Re: [PATCH v2] tree-optimization/110279- Check for nested FMA chains in reassoc

2023-07-11 Thread Philipp Tomsich
Jakub,

it looks like you did a lot of work on reassoc in the past — could you
have a quick look and comment?

Thanks,
Philipp.


On Tue, 11 Jul 2023 at 04:59, Di Zhao OS  wrote:
>
> Attached is an updated version of the patch.
>
> Based on Philipp's review, some changes:
>
> 1. Defined new enum fma_state to describe the state of FMA candidates
>for a list of operands. (Since the tests seems simple after the
>change, I didn't add predicates on it.)
> 2. Changed return type of convert_mult_to_fma_1 and convert_mult_to_fma
>to tree, to remove the in/out parameter.
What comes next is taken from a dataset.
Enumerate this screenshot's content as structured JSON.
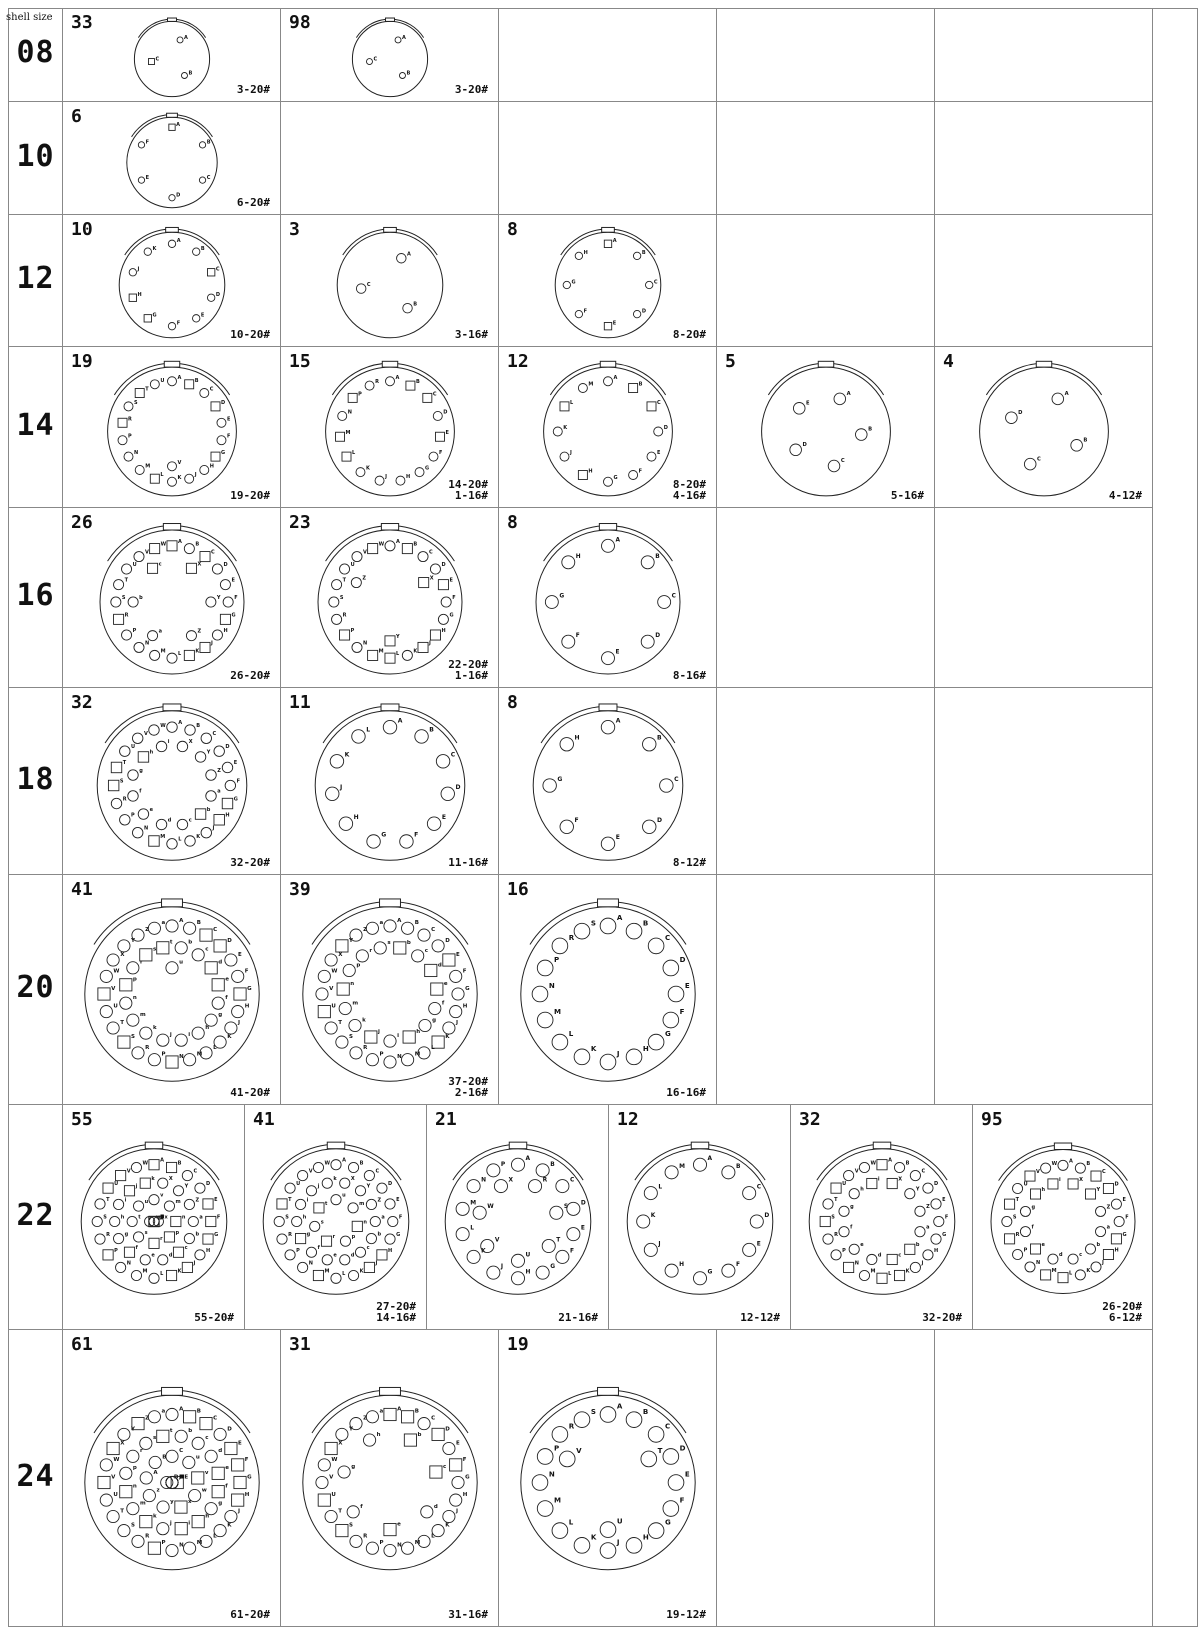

> 3. Added description of return value values of rank_ops_for_fma.
>
> ---
> gcc/ChangeLog:
>
> * tree-ssa-math-opts.cc (convert_mult_to_fma_1): Added new parameter
> check_only_p. Changed return type to tree.
> (struct fma_transformation_info): Moved to header.
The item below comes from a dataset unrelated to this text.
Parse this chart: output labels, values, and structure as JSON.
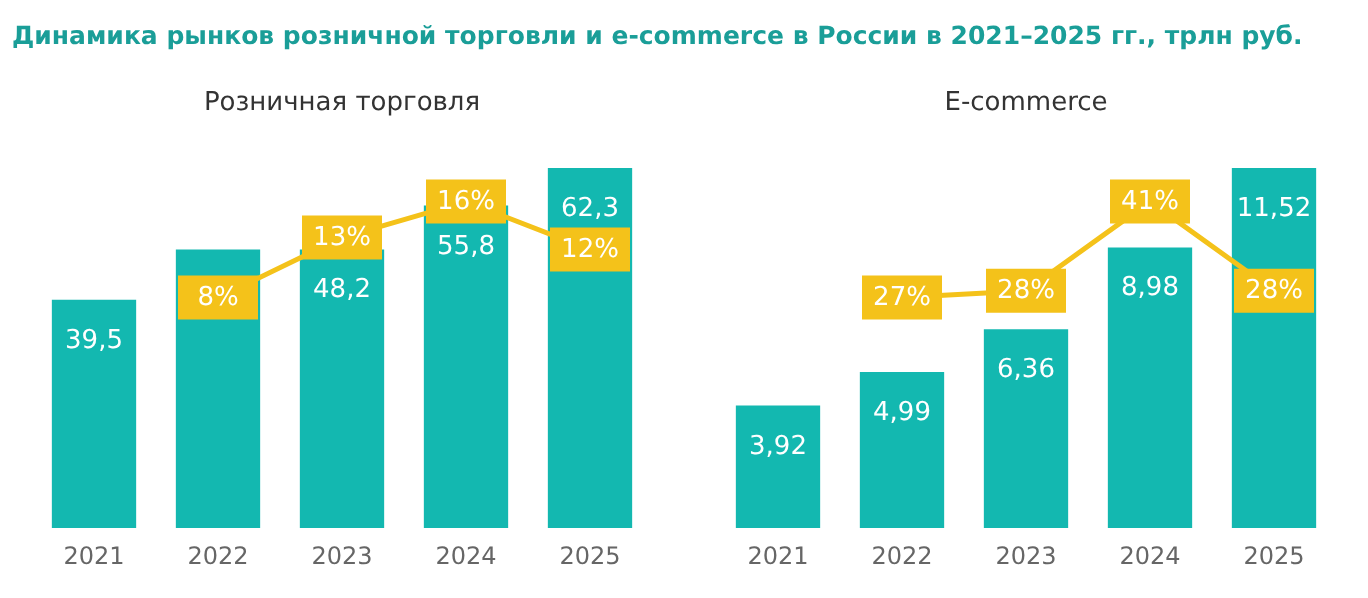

> (class fma_deferring_state): Moved to header.
> (convert_mult_to_fma): Added new parameter check_only_p. Changed
> return type to tree.
> * tree-ssa-math-opts.h (struct fma_transformation_info): Moved from 
> .cc.
> (class fma_deferring_state): Moved from .cc.
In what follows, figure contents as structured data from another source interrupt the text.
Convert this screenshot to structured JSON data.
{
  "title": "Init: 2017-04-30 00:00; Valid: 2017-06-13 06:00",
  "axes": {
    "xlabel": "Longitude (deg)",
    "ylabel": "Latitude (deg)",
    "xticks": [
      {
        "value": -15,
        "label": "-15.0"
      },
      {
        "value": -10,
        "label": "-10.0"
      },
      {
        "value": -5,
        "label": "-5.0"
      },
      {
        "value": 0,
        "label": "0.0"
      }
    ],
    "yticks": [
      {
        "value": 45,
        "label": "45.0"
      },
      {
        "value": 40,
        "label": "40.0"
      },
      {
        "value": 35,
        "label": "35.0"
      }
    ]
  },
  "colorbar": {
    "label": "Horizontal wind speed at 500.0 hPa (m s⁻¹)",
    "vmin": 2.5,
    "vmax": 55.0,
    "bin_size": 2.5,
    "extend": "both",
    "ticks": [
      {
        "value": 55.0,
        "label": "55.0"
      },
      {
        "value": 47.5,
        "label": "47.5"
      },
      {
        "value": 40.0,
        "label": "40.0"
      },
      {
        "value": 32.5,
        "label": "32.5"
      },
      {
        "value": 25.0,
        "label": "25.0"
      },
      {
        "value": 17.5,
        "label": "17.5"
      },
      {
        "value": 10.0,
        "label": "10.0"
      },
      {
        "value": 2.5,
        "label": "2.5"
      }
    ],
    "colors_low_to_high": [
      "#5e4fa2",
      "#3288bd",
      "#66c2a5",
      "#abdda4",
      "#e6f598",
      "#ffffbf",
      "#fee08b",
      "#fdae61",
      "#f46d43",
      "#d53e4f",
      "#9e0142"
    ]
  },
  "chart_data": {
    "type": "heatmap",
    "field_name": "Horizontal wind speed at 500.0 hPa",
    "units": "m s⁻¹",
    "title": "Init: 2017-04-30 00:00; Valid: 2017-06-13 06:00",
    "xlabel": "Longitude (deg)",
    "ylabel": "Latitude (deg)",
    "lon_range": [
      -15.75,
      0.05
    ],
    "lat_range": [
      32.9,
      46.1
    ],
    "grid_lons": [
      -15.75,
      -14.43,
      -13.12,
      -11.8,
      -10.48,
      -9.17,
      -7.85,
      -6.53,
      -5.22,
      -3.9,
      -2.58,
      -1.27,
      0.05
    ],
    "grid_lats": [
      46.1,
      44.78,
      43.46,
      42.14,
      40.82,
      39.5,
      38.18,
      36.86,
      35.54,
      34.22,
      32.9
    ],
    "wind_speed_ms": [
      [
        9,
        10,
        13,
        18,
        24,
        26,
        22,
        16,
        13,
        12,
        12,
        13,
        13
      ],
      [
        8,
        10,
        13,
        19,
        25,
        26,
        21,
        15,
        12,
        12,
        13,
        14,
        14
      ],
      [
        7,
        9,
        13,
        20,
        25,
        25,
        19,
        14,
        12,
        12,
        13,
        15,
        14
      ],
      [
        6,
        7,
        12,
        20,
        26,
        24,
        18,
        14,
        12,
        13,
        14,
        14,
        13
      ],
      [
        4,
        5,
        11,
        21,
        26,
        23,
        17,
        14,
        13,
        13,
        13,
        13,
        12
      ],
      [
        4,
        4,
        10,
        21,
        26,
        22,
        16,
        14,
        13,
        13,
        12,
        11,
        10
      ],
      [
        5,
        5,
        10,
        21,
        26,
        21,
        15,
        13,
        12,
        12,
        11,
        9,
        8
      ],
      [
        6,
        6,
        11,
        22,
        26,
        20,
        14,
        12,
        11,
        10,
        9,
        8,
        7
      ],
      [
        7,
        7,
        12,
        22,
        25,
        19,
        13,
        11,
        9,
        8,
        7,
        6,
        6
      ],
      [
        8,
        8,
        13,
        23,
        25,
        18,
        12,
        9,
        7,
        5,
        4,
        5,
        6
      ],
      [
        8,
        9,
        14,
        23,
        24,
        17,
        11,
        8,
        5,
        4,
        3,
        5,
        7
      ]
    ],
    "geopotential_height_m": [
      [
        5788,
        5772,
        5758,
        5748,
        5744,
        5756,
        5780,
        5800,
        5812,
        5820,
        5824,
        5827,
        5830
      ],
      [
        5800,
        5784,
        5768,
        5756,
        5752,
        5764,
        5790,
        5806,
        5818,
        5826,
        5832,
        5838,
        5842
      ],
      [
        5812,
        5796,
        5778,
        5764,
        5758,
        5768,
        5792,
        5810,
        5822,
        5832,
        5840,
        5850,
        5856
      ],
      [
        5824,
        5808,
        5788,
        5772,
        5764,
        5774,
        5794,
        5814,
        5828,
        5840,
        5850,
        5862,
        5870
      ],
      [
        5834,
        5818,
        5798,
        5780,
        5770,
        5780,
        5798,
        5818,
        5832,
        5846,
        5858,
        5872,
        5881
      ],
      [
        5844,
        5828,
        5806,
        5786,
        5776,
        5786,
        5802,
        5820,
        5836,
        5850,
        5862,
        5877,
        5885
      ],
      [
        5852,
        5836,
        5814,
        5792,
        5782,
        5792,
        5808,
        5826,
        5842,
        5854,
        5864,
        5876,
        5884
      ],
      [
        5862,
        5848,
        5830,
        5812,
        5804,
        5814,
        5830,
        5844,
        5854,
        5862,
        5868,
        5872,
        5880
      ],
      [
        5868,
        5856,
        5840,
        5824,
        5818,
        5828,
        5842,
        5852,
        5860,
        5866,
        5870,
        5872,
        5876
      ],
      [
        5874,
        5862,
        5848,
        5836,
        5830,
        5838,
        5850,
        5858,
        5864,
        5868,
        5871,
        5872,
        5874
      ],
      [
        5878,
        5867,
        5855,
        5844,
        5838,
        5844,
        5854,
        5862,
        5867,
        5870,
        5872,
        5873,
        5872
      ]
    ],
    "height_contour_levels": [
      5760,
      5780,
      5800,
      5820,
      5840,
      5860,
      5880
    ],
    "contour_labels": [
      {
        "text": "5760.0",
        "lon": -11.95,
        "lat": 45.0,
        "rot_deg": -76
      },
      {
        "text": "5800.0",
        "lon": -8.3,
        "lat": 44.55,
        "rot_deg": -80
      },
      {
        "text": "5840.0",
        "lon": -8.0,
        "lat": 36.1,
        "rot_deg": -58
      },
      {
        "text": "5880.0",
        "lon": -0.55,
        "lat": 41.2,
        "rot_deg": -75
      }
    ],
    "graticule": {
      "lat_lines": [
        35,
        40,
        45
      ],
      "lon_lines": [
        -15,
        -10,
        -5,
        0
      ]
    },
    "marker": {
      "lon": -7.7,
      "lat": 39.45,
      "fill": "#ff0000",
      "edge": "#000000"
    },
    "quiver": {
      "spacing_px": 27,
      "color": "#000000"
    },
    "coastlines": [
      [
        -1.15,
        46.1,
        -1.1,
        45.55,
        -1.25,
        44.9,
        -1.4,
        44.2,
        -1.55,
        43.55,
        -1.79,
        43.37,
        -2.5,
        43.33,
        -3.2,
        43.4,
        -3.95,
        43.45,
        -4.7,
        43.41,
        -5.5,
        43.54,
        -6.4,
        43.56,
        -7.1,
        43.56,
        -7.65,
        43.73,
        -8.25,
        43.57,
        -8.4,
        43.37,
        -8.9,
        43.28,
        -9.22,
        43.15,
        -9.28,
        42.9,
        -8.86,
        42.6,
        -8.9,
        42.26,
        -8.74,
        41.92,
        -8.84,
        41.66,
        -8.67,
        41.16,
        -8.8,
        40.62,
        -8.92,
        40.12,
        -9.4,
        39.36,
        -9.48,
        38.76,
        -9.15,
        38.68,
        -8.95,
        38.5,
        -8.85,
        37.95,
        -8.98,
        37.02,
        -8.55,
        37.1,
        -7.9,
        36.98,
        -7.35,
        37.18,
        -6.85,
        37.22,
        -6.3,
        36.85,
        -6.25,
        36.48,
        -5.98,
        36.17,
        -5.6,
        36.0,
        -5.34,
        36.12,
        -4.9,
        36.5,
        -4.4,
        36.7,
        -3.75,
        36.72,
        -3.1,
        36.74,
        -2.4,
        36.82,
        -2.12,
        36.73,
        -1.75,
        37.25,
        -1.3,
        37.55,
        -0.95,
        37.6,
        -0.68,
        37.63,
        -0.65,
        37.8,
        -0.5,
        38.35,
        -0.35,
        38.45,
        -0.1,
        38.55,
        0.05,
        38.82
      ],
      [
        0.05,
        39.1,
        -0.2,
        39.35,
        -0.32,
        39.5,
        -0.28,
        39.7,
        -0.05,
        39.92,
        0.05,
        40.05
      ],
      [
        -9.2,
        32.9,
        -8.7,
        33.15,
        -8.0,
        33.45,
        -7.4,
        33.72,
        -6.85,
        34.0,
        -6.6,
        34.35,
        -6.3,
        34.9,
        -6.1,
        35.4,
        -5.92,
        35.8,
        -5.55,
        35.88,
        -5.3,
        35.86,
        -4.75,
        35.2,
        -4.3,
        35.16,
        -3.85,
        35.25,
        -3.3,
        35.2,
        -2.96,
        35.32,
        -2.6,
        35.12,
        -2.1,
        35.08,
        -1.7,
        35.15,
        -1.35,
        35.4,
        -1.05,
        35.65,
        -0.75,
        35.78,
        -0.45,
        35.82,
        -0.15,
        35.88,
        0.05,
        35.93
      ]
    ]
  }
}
> (convert_mult_to_fma): Add function decl.
> * tree-ssa-reassoc.cc (enum fma_state): Defined new enum to describe
> the state of FMA candidates for a list of operands.
> (rewrite_expr_tree_parallel): Changed boolean parameter to enum type.
> (rank_ops_for_fma): Return enum fma_state.
> (reassociate_bb): Avoid rewriting to parallel if nested FMAs are 
> found.
>
> Thanks,
> Di Zhao
>
>